Chinese Android Phone Maker Xiaomi Preps Big Global Push For This Year

Chinese Android device startup Xiaomi is stepping up its international expansion plans — with founder Lei Jun, speaking at a Beijing press event, today naming 10 markets it plans to enter this year (via TechInAsia).

Xiaomi has previously cited some of the countries on the list as being on its future international expansion roadmap. But it’s now making the scope and pace of its global ambitions plainer — listing the following 10 countries where it will launch products in 2014: Malaysia, Indonesia, India, the Philippines, Thailand, Vietnam, Russia, Turkey, Brazil, and Mexico.

Xiaomi’s devices are currently available in China, Hong Kong, Taiwan and Singapore.

Earlier this year a source told TechCrunch that any Xiaomi launches in European markets such as Russia would not happen for around two years — suggesting the company has decided to push down harder on the expansion throttle than it originally intended.
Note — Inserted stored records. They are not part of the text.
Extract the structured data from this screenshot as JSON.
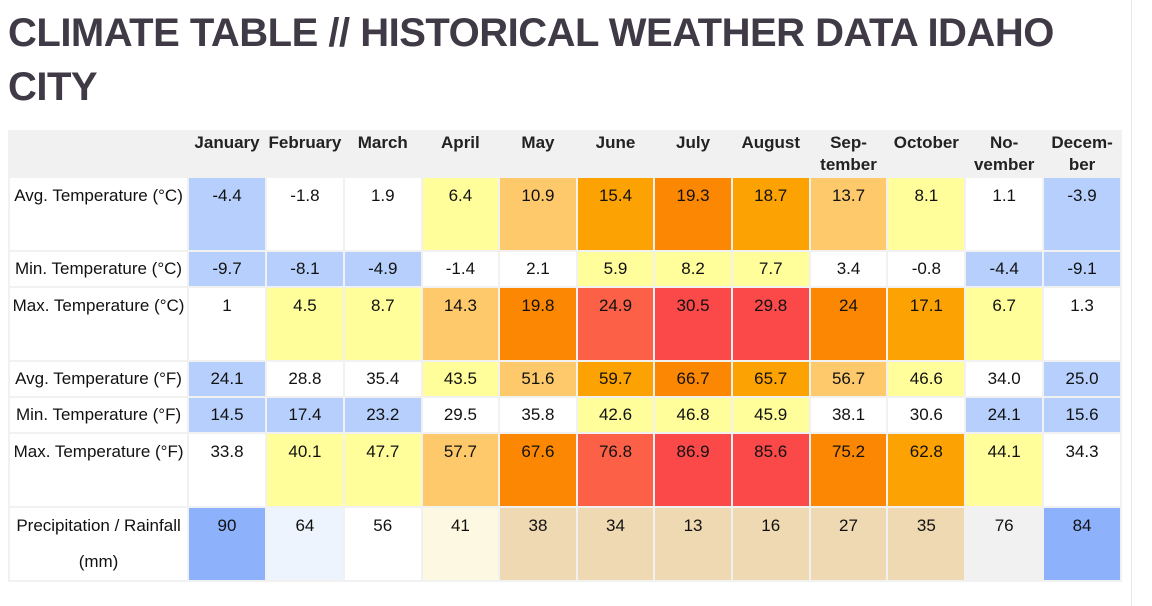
{
  "title": "CLIMATE TABLE // HISTORICAL WEATHER DATA IDAHO CITY",
  "months": [
    "January",
    "February",
    "March",
    "April",
    "May",
    "June",
    "July",
    "August",
    "Sep-\ntember",
    "October",
    "No-\nvember",
    "Decem-\nber"
  ],
  "rows": [
    {
      "label": "Avg. Temperature (°C)",
      "values": [
        "-4.4",
        "-1.8",
        "1.9",
        "6.4",
        "10.9",
        "15.4",
        "19.3",
        "18.7",
        "13.7",
        "8.1",
        "1.1",
        "-3.9"
      ],
      "colors": [
        "#b6cffc",
        "#ffffff",
        "#ffffff",
        "#fffe9a",
        "#fdc96b",
        "#fca202",
        "#fc8702",
        "#fca202",
        "#fdc96b",
        "#fffe9a",
        "#ffffff",
        "#b6cffc"
      ]
    },
    {
      "label": "Min. Temperature (°C)",
      "values": [
        "-9.7",
        "-8.1",
        "-4.9",
        "-1.4",
        "2.1",
        "5.9",
        "8.2",
        "7.7",
        "3.4",
        "-0.8",
        "-4.4",
        "-9.1"
      ],
      "colors": [
        "#b6cffc",
        "#b6cffc",
        "#b6cffc",
        "#ffffff",
        "#ffffff",
        "#fffe9a",
        "#fffe9a",
        "#fffe9a",
        "#ffffff",
        "#ffffff",
        "#b6cffc",
        "#b6cffc"
      ]
    },
    {
      "label": "Max. Temperature (°C)",
      "values": [
        "1",
        "4.5",
        "8.7",
        "14.3",
        "19.8",
        "24.9",
        "30.5",
        "29.8",
        "24",
        "17.1",
        "6.7",
        "1.3"
      ],
      "colors": [
        "#ffffff",
        "#fffe9a",
        "#fffe9a",
        "#fdc96b",
        "#fc8702",
        "#fc6148",
        "#fb4848",
        "#fb4848",
        "#fc8702",
        "#fca202",
        "#fffe9a",
        "#ffffff"
      ]
    },
    {
      "label": "Avg. Temperature (°F)",
      "values": [
        "24.1",
        "28.8",
        "35.4",
        "43.5",
        "51.6",
        "59.7",
        "66.7",
        "65.7",
        "56.7",
        "46.6",
        "34.0",
        "25.0"
      ],
      "colors": [
        "#b6cffc",
        "#ffffff",
        "#ffffff",
        "#fffe9a",
        "#fdc96b",
        "#fca202",
        "#fc8702",
        "#fca202",
        "#fdc96b",
        "#fffe9a",
        "#ffffff",
        "#b6cffc"
      ]
    },
    {
      "label": "Min. Temperature (°F)",
      "values": [
        "14.5",
        "17.4",
        "23.2",
        "29.5",
        "35.8",
        "42.6",
        "46.8",
        "45.9",
        "38.1",
        "30.6",
        "24.1",
        "15.6"
      ],
      "colors": [
        "#b6cffc",
        "#b6cffc",
        "#b6cffc",
        "#ffffff",
        "#ffffff",
        "#fffe9a",
        "#fffe9a",
        "#fffe9a",
        "#ffffff",
        "#ffffff",
        "#b6cffc",
        "#b6cffc"
      ]
    },
    {
      "label": "Max. Temperature (°F)",
      "values": [
        "33.8",
        "40.1",
        "47.7",
        "57.7",
        "67.6",
        "76.8",
        "86.9",
        "85.6",
        "75.2",
        "62.8",
        "44.1",
        "34.3"
      ],
      "colors": [
        "#ffffff",
        "#fffe9a",
        "#fffe9a",
        "#fdc96b",
        "#fc8702",
        "#fc6148",
        "#fb4848",
        "#fb4848",
        "#fc8702",
        "#fca202",
        "#fffe9a",
        "#ffffff"
      ]
    },
    {
      "label": "Precipitation / Rainfall (mm)",
      "values": [
        "90",
        "64",
        "56",
        "41",
        "38",
        "34",
        "13",
        "16",
        "27",
        "35",
        "76",
        "84"
      ],
      "colors": [
        "#8eb1fb",
        "#eef4fd",
        "#ffffff",
        "#fdf8e2",
        "#eed9b2",
        "#eed9b2",
        "#eed9b2",
        "#eed9b2",
        "#eed9b2",
        "#eed9b2",
        "#f1f1f1",
        "#8eb1fb"
      ]
    }
  ]
}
Indeed, a report in TechNode on today’s Xiaomi press conference notes Lei as saying its initial expansion efforts — to Taiwan, Hong Kong and Singapore — had “performed “way better than expected”. Hence, presumably, the accelerated expansion plans.

Yesterday the company unveiled a shorter, snappier, more internationally minded URL — Mi.com — intended to be better suited for a non-Chinese audience, as it prepares to accelerate its global push.
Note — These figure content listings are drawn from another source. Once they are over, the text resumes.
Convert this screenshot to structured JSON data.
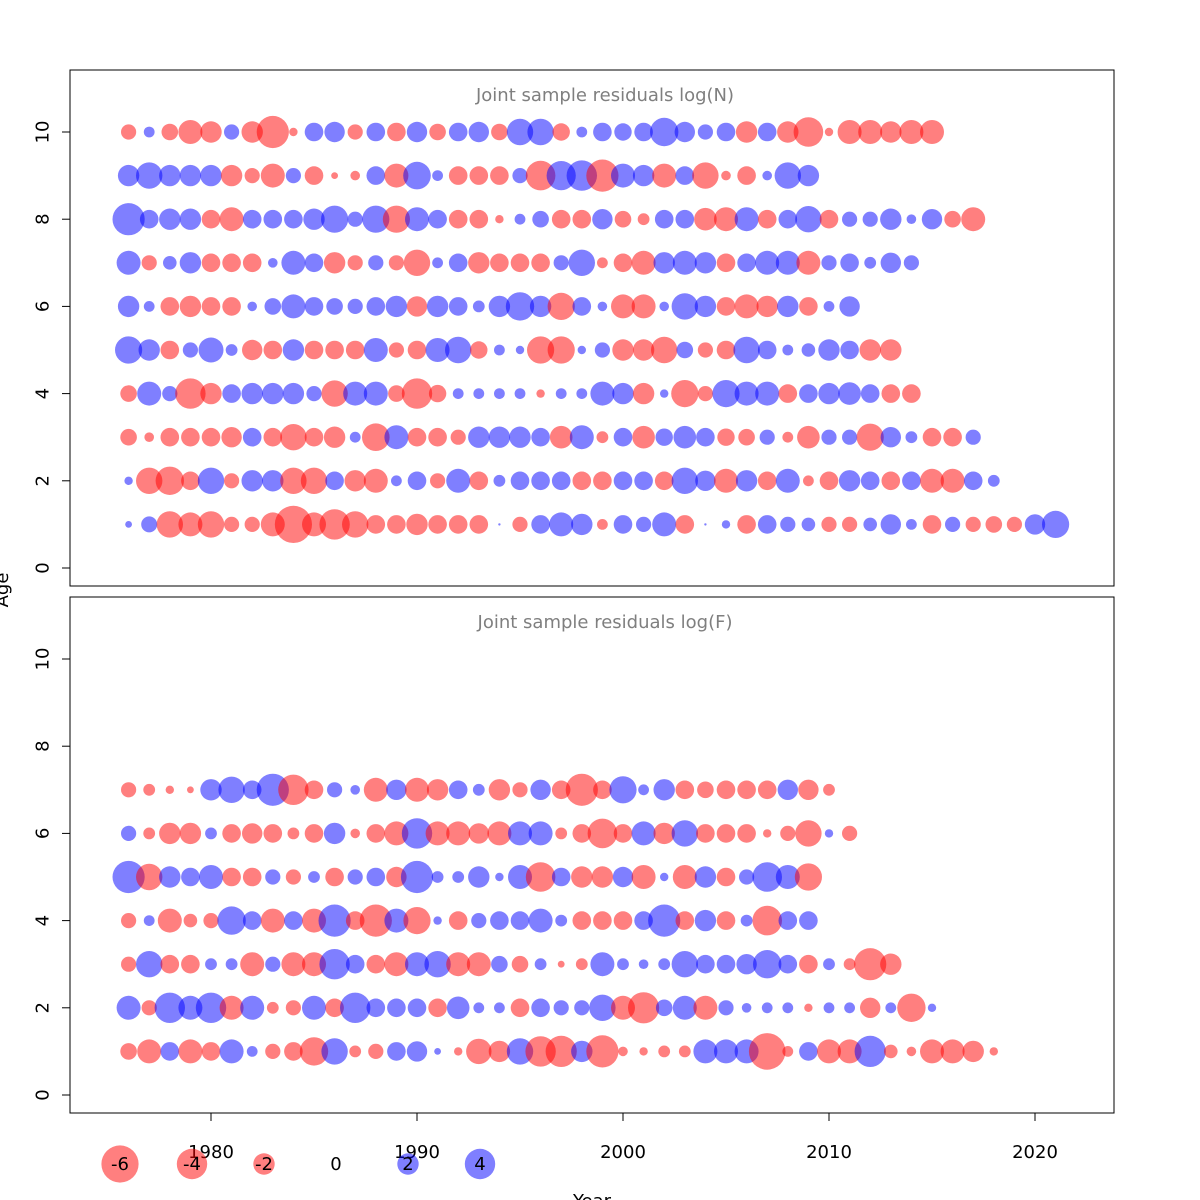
{
  "chart_data": [
    {
      "type": "scatter",
      "subtype": "bubble",
      "title": "Joint sample residuals log(N)",
      "xlabel": "Year",
      "ylabel": "Age",
      "xlim": [
        1974,
        2024
      ],
      "ylim": [
        0,
        11
      ],
      "xticks": [
        1980,
        1990,
        2000,
        2010,
        2020
      ],
      "yticks": [
        0,
        2,
        4,
        6,
        8,
        10
      ],
      "years_first": 1976,
      "ages": [
        1,
        2,
        3,
        4,
        5,
        6,
        7,
        8,
        9,
        10
      ],
      "residuals_by_age": {
        "1": [
          0.2,
          1.1,
          -3,
          -2.5,
          -3,
          -1,
          -1,
          -2.5,
          -6,
          -2.5,
          -4,
          -3,
          -1.5,
          -1.5,
          -2,
          -1.5,
          -1.5,
          -1.5,
          0,
          -1,
          1.5,
          2.5,
          2,
          -0.5,
          1.5,
          1,
          2.5,
          -1.5,
          0,
          0.3,
          -1.5,
          1.5,
          1,
          0.8,
          -1,
          -1,
          0.8,
          1.8,
          0.5,
          -1.5,
          1,
          -1,
          -1.2,
          -1,
          1.8,
          3.2
        ],
        "2": [
          0.3,
          -3,
          -3.5,
          -1.5,
          3,
          -1,
          2,
          2,
          -3,
          -3,
          1.5,
          -2,
          -2.5,
          0.5,
          1.5,
          -1,
          2.5,
          -1.5,
          0.6,
          1.5,
          1.5,
          1.5,
          -1.5,
          -1.5,
          1.5,
          1.5,
          -1.5,
          3,
          1.8,
          -2.5,
          2,
          -1.5,
          2.5,
          -0.5,
          -1.5,
          2,
          1.5,
          -1.5,
          1.5,
          -2.5,
          -2.5,
          1.5,
          0.6
        ],
        "3": [
          -1.2,
          -0.4,
          -1.5,
          -1.5,
          -1.5,
          -1.8,
          1.5,
          -1.5,
          -3,
          -1.5,
          -2,
          0.5,
          -3.3,
          2.5,
          -1.5,
          -1.5,
          -1,
          2,
          2,
          2,
          1.5,
          -2.2,
          2.5,
          -0.6,
          1.5,
          -2.2,
          1.3,
          2.2,
          1.5,
          -1.3,
          -1.2,
          1,
          -0.5,
          -2.2,
          1,
          1,
          -3.2,
          1.8,
          0.6,
          -1.5,
          -1.5,
          1
        ],
        "4": [
          -1.2,
          2.5,
          1,
          -4,
          -2,
          1.5,
          2,
          2,
          2,
          1,
          -3,
          2.5,
          2.5,
          -1.2,
          -4,
          -1.3,
          0.5,
          0.5,
          0.5,
          0.5,
          -0.3,
          0.5,
          0.5,
          2.5,
          2,
          -2,
          0.3,
          -3.2,
          -1,
          3.2,
          2.5,
          2.5,
          -1.5,
          1.5,
          2,
          2.2,
          1.5,
          -1.5,
          -1.5
        ],
        "5": [
          3.2,
          2,
          -1.5,
          1,
          2.7,
          0.6,
          -1.8,
          -1.5,
          2,
          -1.5,
          -1.5,
          -1.5,
          2.5,
          -1,
          -1.5,
          2.5,
          3,
          -1.3,
          0.5,
          0.3,
          -3.2,
          -3.2,
          0.3,
          1,
          -2,
          -2,
          -3,
          1.2,
          -1,
          -1.5,
          3,
          1.5,
          0.5,
          0.8,
          2,
          1.5,
          -2,
          -2
        ],
        "6": [
          2,
          0.5,
          -1.5,
          -2,
          -1.5,
          -1.5,
          0.4,
          1.2,
          2.5,
          1.5,
          1.2,
          1,
          1.5,
          2,
          -1.8,
          2,
          1.5,
          0.6,
          2,
          3.5,
          2,
          -3.2,
          1.5,
          0.4,
          -2.5,
          -2.5,
          0.4,
          3,
          2,
          -1.5,
          -2.5,
          -2,
          2,
          -1.5,
          0.5,
          1.8
        ],
        "7": [
          2.5,
          -1,
          0.8,
          2,
          -1.5,
          -1.5,
          -1.5,
          0.4,
          2.5,
          1.5,
          -2,
          -1,
          1,
          -1,
          -3,
          0.5,
          1.5,
          -2,
          -1.5,
          -1.5,
          -1.5,
          1,
          3,
          -0.5,
          -1.5,
          -2.5,
          2,
          2.5,
          2,
          -1.5,
          1.5,
          2.5,
          2.5,
          -2.5,
          1,
          1.5,
          0.6,
          1.8,
          1
        ],
        "8": [
          4.5,
          1.5,
          2,
          2,
          -1.5,
          -2.5,
          1.5,
          1.5,
          1.5,
          2,
          3.2,
          1,
          3.2,
          -3.2,
          2.5,
          1.5,
          -1.5,
          -1.5,
          -0.3,
          0.5,
          1.2,
          -1.5,
          -1.5,
          1.8,
          -1.2,
          -0.6,
          1.5,
          1.5,
          -2.2,
          -2.5,
          2.5,
          -1.5,
          1.5,
          3,
          -1.5,
          1,
          1,
          2,
          0.4,
          1.8,
          -1.2,
          -2.5
        ],
        "9": [
          2,
          3,
          2,
          2,
          2,
          -2,
          -1,
          -2.5,
          1,
          -1.5,
          -0.2,
          -0.4,
          1.5,
          -2.5,
          3.3,
          0.5,
          -1.5,
          -1.5,
          -1.5,
          1,
          -3.8,
          3.7,
          4,
          -4.5,
          2.5,
          2,
          -2.5,
          1.5,
          -3,
          -0.4,
          -1.5,
          0.4,
          3,
          2
        ],
        "10": [
          -1,
          0.5,
          -1.2,
          -2.5,
          -2,
          1,
          -2,
          -4.5,
          -0.3,
          1.5,
          1.8,
          -1,
          1.5,
          -1.5,
          1.8,
          -1.2,
          1.5,
          1.8,
          -1.2,
          3,
          3,
          -1.3,
          0.5,
          1.5,
          1.3,
          1.5,
          3.5,
          1.8,
          1,
          1.5,
          -2,
          1.5,
          -2,
          -3.8,
          -0.3,
          -2.5,
          -2.5,
          -2,
          -2.5,
          -2.5
        ]
      },
      "note_series": "positive residuals drawn blue, negative red; symbol area proportional to |residual|"
    },
    {
      "type": "scatter",
      "subtype": "bubble",
      "title": "Joint sample residuals log(F)",
      "xlabel": "Year",
      "ylabel": "Age",
      "xlim": [
        1974,
        2024
      ],
      "ylim": [
        0,
        11
      ],
      "xticks": [
        1980,
        1990,
        2000,
        2010,
        2020
      ],
      "yticks": [
        0,
        2,
        4,
        6,
        8,
        10
      ],
      "years_first": 1976,
      "ages": [
        1,
        2,
        3,
        4,
        5,
        6,
        7
      ],
      "residuals_by_age": {
        "1": [
          -1.2,
          -2.5,
          1.5,
          -2.5,
          -1.5,
          2.5,
          0.5,
          -1,
          -1.5,
          -3.5,
          3,
          -0.6,
          -1,
          1.5,
          1.8,
          0.2,
          -0.3,
          -2.8,
          -2,
          3,
          -4,
          -4.2,
          2,
          -4.5,
          -0.4,
          -0.3,
          -0.6,
          -0.6,
          2.5,
          2.5,
          2.5,
          -5.8,
          -0.5,
          1.5,
          -2.5,
          -2.5,
          4.2,
          -0.8,
          -0.4,
          -2.5,
          -2.5,
          -2,
          -0.3
        ],
        "2": [
          2.5,
          -1,
          4,
          2.5,
          4,
          -2.5,
          2.5,
          -0.6,
          -1,
          2.5,
          -1.5,
          4,
          1.5,
          1.5,
          1.5,
          -1.5,
          2.2,
          0.5,
          0.5,
          -1.5,
          1.5,
          1,
          1,
          3,
          -2.5,
          -4.2,
          1.2,
          2.5,
          -2.5,
          1,
          0.4,
          0.5,
          0.5,
          -0.3,
          0.5,
          0.5,
          -1.8,
          0.5,
          -3.5,
          0.3
        ],
        "3": [
          -1,
          3,
          -1.5,
          -1.5,
          0.6,
          0.6,
          -2.5,
          1,
          -2.5,
          -2.5,
          4,
          1.5,
          -1.5,
          -2.5,
          2.5,
          3,
          -2.5,
          -2.5,
          1.2,
          -1.2,
          0.6,
          -0.2,
          -0.6,
          2.5,
          0.6,
          0.4,
          0.6,
          3,
          1.5,
          1.5,
          1.8,
          3.5,
          1.5,
          -1.5,
          0.6,
          -0.6,
          -4.5,
          -2
        ],
        "4": [
          -1,
          0.5,
          -2.5,
          -0.8,
          -1,
          3.5,
          1.5,
          -2.5,
          1.5,
          -2.5,
          4.5,
          -1.5,
          -4.5,
          2.5,
          -3.2,
          0.3,
          -1.5,
          1,
          1.5,
          1.5,
          2.5,
          0.6,
          -1.5,
          -1.5,
          -1.5,
          1.5,
          4.5,
          -1.5,
          2,
          -1.5,
          0.6,
          -3.8,
          1.5,
          1.5
        ],
        "5": [
          4.5,
          -3,
          2,
          1.5,
          2.5,
          -1.5,
          -1.5,
          1,
          -1,
          0.6,
          -1.5,
          1,
          1.5,
          -1.8,
          4.5,
          0.6,
          0.6,
          2,
          0.3,
          2.5,
          -3.8,
          1.5,
          -2,
          -2,
          1.8,
          -2.5,
          0.3,
          -2.5,
          2,
          -1.5,
          1,
          3.8,
          2.5,
          -3.2
        ],
        "6": [
          1,
          -0.6,
          -2,
          -2,
          0.6,
          -1.5,
          -1.8,
          -1.5,
          -0.6,
          -1.5,
          2,
          -0.4,
          -1.5,
          -2.5,
          4,
          -2.5,
          -2.5,
          -1.8,
          -2.5,
          2.5,
          2.5,
          -0.6,
          -1.5,
          -3.8,
          -1.5,
          2.5,
          -2,
          3,
          -1.5,
          -1.5,
          -1.5,
          -0.3,
          -1,
          -3,
          0.3,
          -1
        ],
        "7": [
          -1,
          -0.6,
          -0.3,
          -0.2,
          2,
          3,
          1.5,
          4.5,
          -4,
          -1.5,
          1,
          0.4,
          -2.5,
          1.8,
          -2.5,
          -2,
          1.5,
          0.6,
          -2,
          -1,
          1.8,
          -1.5,
          -4.5,
          -1.5,
          3.2,
          0.5,
          2,
          -1.5,
          -1.2,
          -1.5,
          -1.5,
          -1.5,
          1.8,
          -1.8,
          -0.6
        ]
      },
      "note_series": "positive residuals drawn blue, negative red; symbol area proportional to |residual|"
    }
  ],
  "legend": {
    "position": "bottom",
    "items": [
      {
        "label": "-6",
        "value": -6
      },
      {
        "label": "-4",
        "value": -4
      },
      {
        "label": "-2",
        "value": -2
      },
      {
        "label": "0",
        "value": 0
      },
      {
        "label": "2",
        "value": 2
      },
      {
        "label": "4",
        "value": 4
      }
    ]
  },
  "colors": {
    "negative": "#ff0000",
    "positive": "#0000ff",
    "title": "#7f7f7f",
    "frame": "#000000"
  }
}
Xiaomi has also recently said it has a target of selling 60 million smartphones this year (it sold 18.7 million last year). The 60 million figure may well be easier to achieve if it chalks up more market launches — boiling down to a few million sales required per country with another 10 being added this year (bear in mind Xiaomi shipped 11 million smartphones in the first quarter of this year to its existing market footprint).

The phone maker’s current flagship handset is the Mi 3 (pictured below), which has a quad-core 2.3GHz processor and a full HD display — and costs circa $330 unlocked. It also sells a lower cost device targeting the mid-range, called the Redmi, which costs circa $130 — yet still gets you a 1.5GHz quad-core chip and 720p HD display. Xiaomi’s devices run its own Android firmware, called MIUI.

Xiaomi Mi 3

It doesn’t just make phones either. Xiaomi also has routers, smart TVs and set-top boxes in its hardware range, along with a cloud storage service and a messaging app. Today it unveiled a new colourful line of mini routers — costing circa $20 — as another hardware addition, and also the full launch of its Mi Router (which was previously not widely available). It also refreshed its Xiaomi Box set-top box, with better performance and support for 4K Ultra HD content.

Mini routers and other hardware are just the garnish for a startup business that’s powered by shipping lots of smartphones by packing in impressive specs for the money the consumer is shelling out — helping it build hype for its devices on social media (where it often funnels sales). Xiaomi is pegging its future monetization on building services revenue off of a swelling hardware fan-base. So selling lots of phones to scale up that user-base is crucial.